#モリトーク

初心者向けDo Not Track講座

(12/11/20)

 もしパソコン・インターネット界限定の流行語大賞があるとしたら、今年は“Do Not Track”が間違いなくノミネートされていたのではないだろうか。“Do Not Track”に対応するWebブラウザーは昨年まで「Internet Explorer」と「Firefox」のみであったが、今年になって「Google Chrome」と「Opera」も“Do Not Track”に対応した。また、開発が停止しているWindows版の「Safari」も暫定ではあるが、去年の段階で“Do Not Track”に対応している。

 これで、すべての主要Webブラウザーが“Do Not Track”への対応を完了したことになり、認知度も上がってきている。しかし、インターネット業界内では話題性が高く、物議も醸しているものの、肝心のインターネットユーザーが置き去りになっている印象もあり、言葉として“Do Not Track”を知っていても、その中身がよくわからない人も少なくないだろう。Windows 7向けにプレビュー版が公開されている「Internet Explorer 10」では“Do Not Track”が標準で有効になっており、そろそろ“Do Not Track”を理解しておいたほうがよさそうだ。

「Google Chrome」の“Do Not Track”設定 「Google Chrome」の“Do Not Track”設定

「Firefox」の“Do Not Track”設定 「Firefox」の“Do Not Track”設定

 “Do Not Track”を理解するにはまず、インターネットで広く利用されている“トラッキング”技術を知る必要がある。トラッキングとは、WebサイトやWebサービスを利用した人の閲覧行動を記録する技術であり、その記録されたデータはWebページの内容を動的に変更するために活用される。たとえば、ショッピングサイトで商品ページを閲覧していると、過去・直前にチェックした商品が履歴として表示されることがあり、これもトラッキング技術を応用したものだ。

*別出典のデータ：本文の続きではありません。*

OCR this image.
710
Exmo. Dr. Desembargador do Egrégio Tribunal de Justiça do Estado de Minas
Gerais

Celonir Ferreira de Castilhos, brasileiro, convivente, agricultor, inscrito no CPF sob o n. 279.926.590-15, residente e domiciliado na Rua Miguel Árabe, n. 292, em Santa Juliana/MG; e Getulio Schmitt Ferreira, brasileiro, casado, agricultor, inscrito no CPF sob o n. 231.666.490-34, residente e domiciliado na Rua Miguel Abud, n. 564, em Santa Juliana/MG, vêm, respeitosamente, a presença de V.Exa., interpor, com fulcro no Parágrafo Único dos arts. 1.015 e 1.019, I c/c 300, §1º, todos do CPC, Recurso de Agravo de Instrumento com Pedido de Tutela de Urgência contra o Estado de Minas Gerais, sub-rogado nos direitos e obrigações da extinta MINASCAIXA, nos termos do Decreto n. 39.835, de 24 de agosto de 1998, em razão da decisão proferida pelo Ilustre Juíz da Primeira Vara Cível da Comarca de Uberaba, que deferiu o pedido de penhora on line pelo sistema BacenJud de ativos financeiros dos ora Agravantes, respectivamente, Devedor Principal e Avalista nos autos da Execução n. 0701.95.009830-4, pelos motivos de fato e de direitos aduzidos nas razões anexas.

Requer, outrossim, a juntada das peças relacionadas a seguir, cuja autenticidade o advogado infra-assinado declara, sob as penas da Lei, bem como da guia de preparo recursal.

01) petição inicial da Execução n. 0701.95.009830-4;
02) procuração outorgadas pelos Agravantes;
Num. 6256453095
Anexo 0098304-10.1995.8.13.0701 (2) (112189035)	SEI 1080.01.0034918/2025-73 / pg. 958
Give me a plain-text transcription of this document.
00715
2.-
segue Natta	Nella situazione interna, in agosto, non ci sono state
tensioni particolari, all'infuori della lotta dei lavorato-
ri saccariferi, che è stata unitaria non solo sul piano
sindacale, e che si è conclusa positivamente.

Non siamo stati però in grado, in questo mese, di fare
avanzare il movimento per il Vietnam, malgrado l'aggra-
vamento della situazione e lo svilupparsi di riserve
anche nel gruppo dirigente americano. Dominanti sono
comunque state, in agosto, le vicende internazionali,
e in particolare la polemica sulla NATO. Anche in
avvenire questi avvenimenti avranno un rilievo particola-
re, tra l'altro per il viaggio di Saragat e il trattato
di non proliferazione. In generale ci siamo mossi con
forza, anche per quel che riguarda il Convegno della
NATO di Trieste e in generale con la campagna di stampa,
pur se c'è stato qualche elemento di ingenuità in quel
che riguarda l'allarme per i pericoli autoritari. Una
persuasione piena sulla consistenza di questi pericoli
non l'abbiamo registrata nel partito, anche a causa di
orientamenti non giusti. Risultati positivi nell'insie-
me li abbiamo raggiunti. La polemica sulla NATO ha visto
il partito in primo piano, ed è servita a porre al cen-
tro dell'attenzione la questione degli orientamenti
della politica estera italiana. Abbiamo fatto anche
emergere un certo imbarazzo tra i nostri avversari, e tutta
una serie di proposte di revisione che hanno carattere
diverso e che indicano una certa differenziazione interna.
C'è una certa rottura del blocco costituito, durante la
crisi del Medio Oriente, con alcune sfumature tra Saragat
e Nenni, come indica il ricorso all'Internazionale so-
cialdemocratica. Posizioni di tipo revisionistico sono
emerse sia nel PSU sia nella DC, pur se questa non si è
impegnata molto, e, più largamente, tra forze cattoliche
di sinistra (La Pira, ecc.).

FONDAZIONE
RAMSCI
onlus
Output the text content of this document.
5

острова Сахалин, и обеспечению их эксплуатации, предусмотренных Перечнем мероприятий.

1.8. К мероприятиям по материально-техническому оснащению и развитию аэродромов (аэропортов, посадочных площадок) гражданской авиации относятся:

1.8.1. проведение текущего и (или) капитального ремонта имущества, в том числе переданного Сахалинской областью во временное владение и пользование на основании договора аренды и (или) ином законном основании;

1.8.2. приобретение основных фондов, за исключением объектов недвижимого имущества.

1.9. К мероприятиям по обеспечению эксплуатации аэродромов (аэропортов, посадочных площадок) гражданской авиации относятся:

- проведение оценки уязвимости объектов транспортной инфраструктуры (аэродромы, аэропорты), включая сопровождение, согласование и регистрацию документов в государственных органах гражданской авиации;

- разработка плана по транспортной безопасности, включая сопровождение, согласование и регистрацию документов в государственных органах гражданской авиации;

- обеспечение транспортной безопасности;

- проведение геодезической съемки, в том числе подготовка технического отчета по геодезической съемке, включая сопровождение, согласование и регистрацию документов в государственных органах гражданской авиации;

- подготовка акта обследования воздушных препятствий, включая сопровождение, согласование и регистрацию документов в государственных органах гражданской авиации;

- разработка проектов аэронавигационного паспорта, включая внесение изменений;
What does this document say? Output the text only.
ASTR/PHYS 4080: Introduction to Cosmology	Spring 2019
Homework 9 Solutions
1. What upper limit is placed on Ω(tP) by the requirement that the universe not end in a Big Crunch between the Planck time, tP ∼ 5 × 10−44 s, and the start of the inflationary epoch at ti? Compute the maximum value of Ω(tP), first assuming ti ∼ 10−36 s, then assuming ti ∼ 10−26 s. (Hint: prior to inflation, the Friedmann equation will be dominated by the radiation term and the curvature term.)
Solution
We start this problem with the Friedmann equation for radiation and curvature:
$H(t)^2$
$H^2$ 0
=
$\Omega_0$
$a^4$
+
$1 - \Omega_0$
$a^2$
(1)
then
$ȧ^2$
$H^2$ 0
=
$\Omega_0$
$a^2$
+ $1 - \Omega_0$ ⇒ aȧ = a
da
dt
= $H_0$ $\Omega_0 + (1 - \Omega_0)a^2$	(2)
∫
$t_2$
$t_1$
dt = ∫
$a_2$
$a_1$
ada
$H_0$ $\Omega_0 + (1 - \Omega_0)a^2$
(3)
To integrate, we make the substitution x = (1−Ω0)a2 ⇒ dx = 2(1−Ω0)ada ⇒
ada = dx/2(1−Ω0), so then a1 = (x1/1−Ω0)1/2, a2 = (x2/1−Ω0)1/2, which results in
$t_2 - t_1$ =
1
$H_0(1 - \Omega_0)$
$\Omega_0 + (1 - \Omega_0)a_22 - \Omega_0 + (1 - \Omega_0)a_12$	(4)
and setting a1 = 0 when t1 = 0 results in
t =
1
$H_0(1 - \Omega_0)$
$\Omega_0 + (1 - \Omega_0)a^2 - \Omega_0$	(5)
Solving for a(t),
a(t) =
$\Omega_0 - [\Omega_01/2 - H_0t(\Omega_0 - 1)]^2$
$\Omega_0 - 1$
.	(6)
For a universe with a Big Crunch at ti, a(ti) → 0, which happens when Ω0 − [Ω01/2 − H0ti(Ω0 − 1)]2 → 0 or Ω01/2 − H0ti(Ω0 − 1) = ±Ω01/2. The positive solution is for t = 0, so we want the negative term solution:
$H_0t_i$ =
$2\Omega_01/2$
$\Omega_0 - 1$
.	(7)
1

 トラッキング技術は基本的にユーザーの利便性を向上させるために利用されているものの、見方によっては、閲覧履歴を勝手に記録・利用しているとも解釈できる。そこで誕生したのが“Do Not Track”であり、Webサイト・Webサービスのユーザーがトラッキングを許可するかどうか、その同意・拒否を明確なものにしようという試みだ。“Do Not Track”機能をONにしたWebブラウザーを利用すると、Webページを表示するたびに、『トラッキング拒否』の意思を示す信号がWebサイトやWebサービスへ送られる。そして、その信号を受け取ったWebサイトやWebサービスは、トラッキングを中止するなどの対応をとる。

 ただし現時点では、“Do Not Track”の拒否意思には法的拘束力がなく、その意思を尊重するかどうか、もしくは無視するかどうかといった判断は、“Do Not Track”の信号を受け取ったWebサイト・Webサービス側に委ねられている。そのため、Webブラウザー開発者や、Webサイト・Webサービス運営者によって“Do Not Track”の解釈がさまざまであり、その対応にも違いがある。たとえば、Twitter社はすでに“Do Not Track”の意思を尊重する対応をとっており、「Firefox」の開発元であるMozillaは、仕組み・環境として“Do Not Track”を普及させる活動に積極的だ。もちろん、“Do Not Track”の導入には慎重な意見もある。

 ひとつはっきりしているのは、“Do Not Track”は意思を示す仕組みであるため、ユーザーがトラッキングと“Do Not Track”について理解していなかったら、その意思は意味を成さないということだろう。WebサイトやWebサービスを利用する際に、それぞれのプライバシーポリシーを隅々まで読む人は少ないと思うが、そうした意識の低さも考え直すときが来ているのかもしれない。